眾人一看,是司馬伏令的弟弟司馬伏名,聞言,所有人也都眼神灼灼。
“不得無禮!”司馬扶趕忙喝止。
“哈哈!”墨仙沉擺手笑道,“我的弟子,會麵臨的危險超過你的想象,別看你哥哥現在已經是大宗師,可是受過不少傷。”
“人固有一死!”司馬伏名態度堅決。
“若是你可以修行玄氣,為何要拜我為師?”墨仙沉笑問。
“先生,因為您夠強!”司馬伏名說道。
“你是半步宗師,比你強的,太多,我並不看重強弱,隻看道心,你追求自己的武道之心即可。我現在已有不少弟子,他們入我名下,隨我因果,已經一隻腳踏入漩渦,稍有不慎便會粉身碎骨。
拜師並不是你想的那麽簡單,亦師亦父,而我也有我的責任,無法保證他們平安,隻求將風險降到最小,若是事態平息,我屆時會再考慮招收新弟子。”墨仙沉耐心說道。
“先生,我不怕危險,我自信武道之心尚堅。”
“胡鬧!”司馬扶厲聲喝道,他可清楚墨仙沉的話絕無半點虛假。
司馬扶領著眾人來到大堂,各位長老寒暄片刻。
“司馬家主,我有要是商議。”
聞言,司馬扶麵色凝重,引著三人來到內堂。
“伏令,你也來!”墨仙沉說道。
“是,師尊!”
五人進入內堂,眾人在大殿,議論紛紛。
“伏名,你恐怕不知道,之前隱盟和雲段兩家在宋城和歐陽家發生了決戰,先生的弟子被尊者攻擊,好在歐陽東皇兩家少家主合力抵抗,不然不知要死多少。”一長老見司馬伏名心有不甘,趕忙勸道。
“這有什麽,不就是和隱盟雲家作對麽!”
“哎喲,小祖宗,隱盟背後可還有勢力呢。”
“反正哥哥已經加入了,司馬家無法獨善其身,你們就算害怕也沒用!”司馬伏名一臉無所謂。

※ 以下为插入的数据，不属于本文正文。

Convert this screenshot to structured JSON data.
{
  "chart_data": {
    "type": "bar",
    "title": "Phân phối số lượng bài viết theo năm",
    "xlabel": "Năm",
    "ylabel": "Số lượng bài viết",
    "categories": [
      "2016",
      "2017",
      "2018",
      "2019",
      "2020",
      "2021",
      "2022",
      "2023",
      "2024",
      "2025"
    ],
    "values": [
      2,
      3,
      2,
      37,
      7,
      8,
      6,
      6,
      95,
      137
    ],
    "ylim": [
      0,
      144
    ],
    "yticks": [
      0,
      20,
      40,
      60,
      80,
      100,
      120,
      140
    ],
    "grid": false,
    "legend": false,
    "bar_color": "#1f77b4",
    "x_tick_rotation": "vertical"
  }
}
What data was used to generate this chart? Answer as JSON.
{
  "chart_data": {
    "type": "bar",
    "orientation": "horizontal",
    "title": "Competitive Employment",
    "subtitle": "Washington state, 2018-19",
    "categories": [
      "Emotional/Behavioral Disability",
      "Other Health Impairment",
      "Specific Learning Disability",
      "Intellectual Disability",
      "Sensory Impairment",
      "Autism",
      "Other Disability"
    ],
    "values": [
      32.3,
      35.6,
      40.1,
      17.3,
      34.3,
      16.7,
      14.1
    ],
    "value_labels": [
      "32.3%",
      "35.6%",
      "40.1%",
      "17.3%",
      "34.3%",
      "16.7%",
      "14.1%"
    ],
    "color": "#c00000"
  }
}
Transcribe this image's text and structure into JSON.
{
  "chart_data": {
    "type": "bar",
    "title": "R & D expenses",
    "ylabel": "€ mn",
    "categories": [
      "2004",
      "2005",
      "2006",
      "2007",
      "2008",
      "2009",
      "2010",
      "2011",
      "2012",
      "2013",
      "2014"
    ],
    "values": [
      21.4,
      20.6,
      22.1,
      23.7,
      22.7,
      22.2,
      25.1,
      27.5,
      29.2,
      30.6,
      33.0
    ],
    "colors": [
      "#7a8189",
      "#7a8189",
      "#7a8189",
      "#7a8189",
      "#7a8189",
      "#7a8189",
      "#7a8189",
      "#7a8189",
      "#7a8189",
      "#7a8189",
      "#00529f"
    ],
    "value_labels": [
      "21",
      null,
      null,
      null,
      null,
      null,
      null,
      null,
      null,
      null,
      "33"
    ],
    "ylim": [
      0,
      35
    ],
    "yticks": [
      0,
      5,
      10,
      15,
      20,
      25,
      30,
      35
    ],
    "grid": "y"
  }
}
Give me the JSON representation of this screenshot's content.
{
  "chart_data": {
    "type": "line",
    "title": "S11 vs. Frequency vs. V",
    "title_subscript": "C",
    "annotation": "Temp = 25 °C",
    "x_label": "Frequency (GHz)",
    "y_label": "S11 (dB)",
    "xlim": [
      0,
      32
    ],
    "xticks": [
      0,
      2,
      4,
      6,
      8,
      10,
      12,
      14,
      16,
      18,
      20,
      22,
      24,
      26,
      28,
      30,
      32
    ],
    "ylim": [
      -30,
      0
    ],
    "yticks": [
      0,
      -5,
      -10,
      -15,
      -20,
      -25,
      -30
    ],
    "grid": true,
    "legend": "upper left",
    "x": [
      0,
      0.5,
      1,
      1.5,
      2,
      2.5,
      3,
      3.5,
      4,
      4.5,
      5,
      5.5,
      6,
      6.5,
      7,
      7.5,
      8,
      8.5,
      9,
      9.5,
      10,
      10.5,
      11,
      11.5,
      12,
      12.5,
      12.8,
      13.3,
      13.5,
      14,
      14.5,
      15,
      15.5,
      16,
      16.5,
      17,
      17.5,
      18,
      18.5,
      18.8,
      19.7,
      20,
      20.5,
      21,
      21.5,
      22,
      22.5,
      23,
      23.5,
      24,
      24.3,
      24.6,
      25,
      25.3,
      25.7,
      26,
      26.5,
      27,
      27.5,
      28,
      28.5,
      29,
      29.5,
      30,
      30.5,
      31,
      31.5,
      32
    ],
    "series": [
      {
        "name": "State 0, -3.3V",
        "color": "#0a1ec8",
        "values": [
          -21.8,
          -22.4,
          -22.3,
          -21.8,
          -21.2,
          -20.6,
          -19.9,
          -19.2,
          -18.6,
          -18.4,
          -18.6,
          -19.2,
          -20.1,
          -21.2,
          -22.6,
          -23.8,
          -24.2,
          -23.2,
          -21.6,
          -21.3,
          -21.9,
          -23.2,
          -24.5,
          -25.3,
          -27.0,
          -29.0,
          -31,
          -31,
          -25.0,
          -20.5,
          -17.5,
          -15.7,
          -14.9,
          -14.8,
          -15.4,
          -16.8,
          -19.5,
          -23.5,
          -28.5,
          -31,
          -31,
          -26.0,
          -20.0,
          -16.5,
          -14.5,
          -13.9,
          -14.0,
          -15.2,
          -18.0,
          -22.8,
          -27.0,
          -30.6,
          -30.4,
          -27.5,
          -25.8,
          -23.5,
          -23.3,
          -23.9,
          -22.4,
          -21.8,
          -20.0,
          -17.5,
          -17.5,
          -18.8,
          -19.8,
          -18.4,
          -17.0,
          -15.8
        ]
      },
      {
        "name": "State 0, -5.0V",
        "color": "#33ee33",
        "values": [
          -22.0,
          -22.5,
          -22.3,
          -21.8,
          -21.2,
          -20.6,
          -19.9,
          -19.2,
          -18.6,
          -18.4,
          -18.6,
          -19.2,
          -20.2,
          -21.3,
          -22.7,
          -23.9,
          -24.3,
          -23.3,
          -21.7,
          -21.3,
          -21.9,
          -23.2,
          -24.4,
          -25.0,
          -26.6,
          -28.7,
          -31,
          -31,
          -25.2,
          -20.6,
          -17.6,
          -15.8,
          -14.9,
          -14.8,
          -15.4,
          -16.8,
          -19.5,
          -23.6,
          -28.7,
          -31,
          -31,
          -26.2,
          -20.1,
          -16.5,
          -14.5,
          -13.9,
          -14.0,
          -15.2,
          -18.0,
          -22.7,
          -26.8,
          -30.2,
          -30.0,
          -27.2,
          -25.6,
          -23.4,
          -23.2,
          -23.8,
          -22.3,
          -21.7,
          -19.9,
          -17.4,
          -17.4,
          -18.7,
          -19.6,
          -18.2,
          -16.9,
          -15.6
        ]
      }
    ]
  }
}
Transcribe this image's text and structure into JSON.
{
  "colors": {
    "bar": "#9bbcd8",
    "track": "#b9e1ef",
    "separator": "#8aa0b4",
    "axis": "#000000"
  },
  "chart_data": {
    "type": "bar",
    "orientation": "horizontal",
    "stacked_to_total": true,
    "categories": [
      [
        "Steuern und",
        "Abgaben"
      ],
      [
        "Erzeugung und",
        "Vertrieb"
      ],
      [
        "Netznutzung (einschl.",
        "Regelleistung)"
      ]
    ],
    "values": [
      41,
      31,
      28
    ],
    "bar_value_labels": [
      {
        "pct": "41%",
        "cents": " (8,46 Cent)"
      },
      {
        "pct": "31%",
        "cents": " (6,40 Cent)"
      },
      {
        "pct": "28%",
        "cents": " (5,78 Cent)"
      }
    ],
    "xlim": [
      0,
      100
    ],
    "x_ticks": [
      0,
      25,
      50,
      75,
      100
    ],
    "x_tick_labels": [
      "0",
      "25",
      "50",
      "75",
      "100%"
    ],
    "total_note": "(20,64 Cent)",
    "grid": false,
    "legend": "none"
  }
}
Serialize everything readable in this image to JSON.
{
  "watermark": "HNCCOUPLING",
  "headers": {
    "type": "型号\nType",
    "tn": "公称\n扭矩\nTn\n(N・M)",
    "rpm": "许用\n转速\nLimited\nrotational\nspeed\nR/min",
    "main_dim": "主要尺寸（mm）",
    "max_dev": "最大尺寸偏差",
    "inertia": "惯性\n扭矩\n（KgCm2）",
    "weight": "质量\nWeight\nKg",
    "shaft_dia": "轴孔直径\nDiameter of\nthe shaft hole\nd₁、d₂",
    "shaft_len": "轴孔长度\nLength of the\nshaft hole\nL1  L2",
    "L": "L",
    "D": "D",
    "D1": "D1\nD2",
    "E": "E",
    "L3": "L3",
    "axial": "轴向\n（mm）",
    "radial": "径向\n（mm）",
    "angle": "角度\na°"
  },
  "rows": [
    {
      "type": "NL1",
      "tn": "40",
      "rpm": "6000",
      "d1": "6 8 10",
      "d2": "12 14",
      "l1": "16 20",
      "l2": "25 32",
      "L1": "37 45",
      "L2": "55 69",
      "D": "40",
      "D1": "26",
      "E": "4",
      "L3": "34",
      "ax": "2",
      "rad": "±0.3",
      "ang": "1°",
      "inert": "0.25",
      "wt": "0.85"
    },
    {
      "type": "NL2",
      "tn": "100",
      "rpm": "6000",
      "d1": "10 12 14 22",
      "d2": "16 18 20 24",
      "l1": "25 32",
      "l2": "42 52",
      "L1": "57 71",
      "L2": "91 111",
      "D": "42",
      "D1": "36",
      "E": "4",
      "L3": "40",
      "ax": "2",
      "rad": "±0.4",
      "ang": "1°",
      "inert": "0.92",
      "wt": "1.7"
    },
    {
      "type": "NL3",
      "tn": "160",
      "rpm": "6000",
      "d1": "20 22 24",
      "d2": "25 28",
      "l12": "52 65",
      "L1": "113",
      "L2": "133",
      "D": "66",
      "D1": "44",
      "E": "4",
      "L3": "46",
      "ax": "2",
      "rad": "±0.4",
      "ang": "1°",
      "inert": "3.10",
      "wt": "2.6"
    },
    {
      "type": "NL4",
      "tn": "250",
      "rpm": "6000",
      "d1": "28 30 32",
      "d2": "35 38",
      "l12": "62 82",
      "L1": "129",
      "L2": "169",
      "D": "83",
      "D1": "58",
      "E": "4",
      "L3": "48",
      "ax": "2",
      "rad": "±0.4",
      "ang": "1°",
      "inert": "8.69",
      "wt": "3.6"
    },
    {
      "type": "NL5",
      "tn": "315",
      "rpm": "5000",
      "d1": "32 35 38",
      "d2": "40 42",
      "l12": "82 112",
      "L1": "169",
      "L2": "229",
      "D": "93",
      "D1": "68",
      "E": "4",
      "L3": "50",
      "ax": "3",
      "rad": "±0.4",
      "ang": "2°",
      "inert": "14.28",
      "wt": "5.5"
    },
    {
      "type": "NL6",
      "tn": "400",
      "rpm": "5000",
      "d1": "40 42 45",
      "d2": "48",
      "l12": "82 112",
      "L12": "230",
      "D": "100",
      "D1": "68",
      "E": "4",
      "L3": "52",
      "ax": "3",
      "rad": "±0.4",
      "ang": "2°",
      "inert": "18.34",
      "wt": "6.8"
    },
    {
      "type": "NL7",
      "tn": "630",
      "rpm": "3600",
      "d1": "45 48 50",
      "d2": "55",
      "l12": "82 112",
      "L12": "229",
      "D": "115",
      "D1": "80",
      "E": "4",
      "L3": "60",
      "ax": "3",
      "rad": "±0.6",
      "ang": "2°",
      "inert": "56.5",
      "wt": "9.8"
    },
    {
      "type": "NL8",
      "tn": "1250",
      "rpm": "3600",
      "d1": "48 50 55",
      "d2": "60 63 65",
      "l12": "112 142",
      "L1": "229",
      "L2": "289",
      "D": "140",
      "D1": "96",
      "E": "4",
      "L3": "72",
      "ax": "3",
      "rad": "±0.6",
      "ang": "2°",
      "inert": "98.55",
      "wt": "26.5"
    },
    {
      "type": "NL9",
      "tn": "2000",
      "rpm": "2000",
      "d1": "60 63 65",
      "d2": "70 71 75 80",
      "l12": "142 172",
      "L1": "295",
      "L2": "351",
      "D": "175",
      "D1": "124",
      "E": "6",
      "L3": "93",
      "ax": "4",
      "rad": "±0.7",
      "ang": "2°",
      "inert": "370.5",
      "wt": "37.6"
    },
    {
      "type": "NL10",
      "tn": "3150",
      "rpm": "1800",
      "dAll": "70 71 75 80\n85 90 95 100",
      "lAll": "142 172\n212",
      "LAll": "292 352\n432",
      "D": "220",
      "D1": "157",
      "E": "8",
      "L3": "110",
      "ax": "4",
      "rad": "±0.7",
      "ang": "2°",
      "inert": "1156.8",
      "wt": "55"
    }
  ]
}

“你說了也沒用。”又有一長老上前,“據說先生性格古怪,不按常理出牌,心情好,連小娃娃都收,心情不好,尊者他都不看一眼。”
“四長老,你這話聽誰瞎說的,我雖然很少離開司馬家,但是對先生可是了解不少,況且連歐陽家的小不點都收了,我感覺我也能行!”
“嘿!這你就不知道了,問題你是司馬家,而歐陽家一開始就完全與宋柳兩家結盟,後來東皇家也是與他們捆綁。”六長老出言神秘說道,“我司馬家可沒有和宋柳兩家結盟,若是危急,家族便會把你哥逐出家族,這你又不是不知道,同樣的,先生能完全信任咋們嗎?”
司馬伏名眼前一亮,眾人也是看出了問題的關鍵。
“是呀,而且現在少家主會留下功法,你在家族中修煉,不也一樣?”四長老接著說道,“這樣安全還不會給家族帶來麻煩。”
“這不行,縱使在家修行,我現在”司馬伏名頓了頓,突然歎了一口氣,如泄了氣的皮球,“哎,先生剛剛說我修武道之心,已經看出了我的問題關鍵,我武道之心自認堅毅,但是我卻也有些迷茫,我看不到武道的另一端,我隻是一味的苦修,向前走
自從哥哥告訴了我先生的金術化形,我感覺我的路要清晰了一些,但還是不夠。
我羨慕哥哥的不是他變強了,而是他現在,不迷茫了,他說他找到了自己的終點”
所有人聞言一愣,這才算是明白司馬伏名為何如此,他們還是第一次看到司馬伏名如此低落,也不再勸。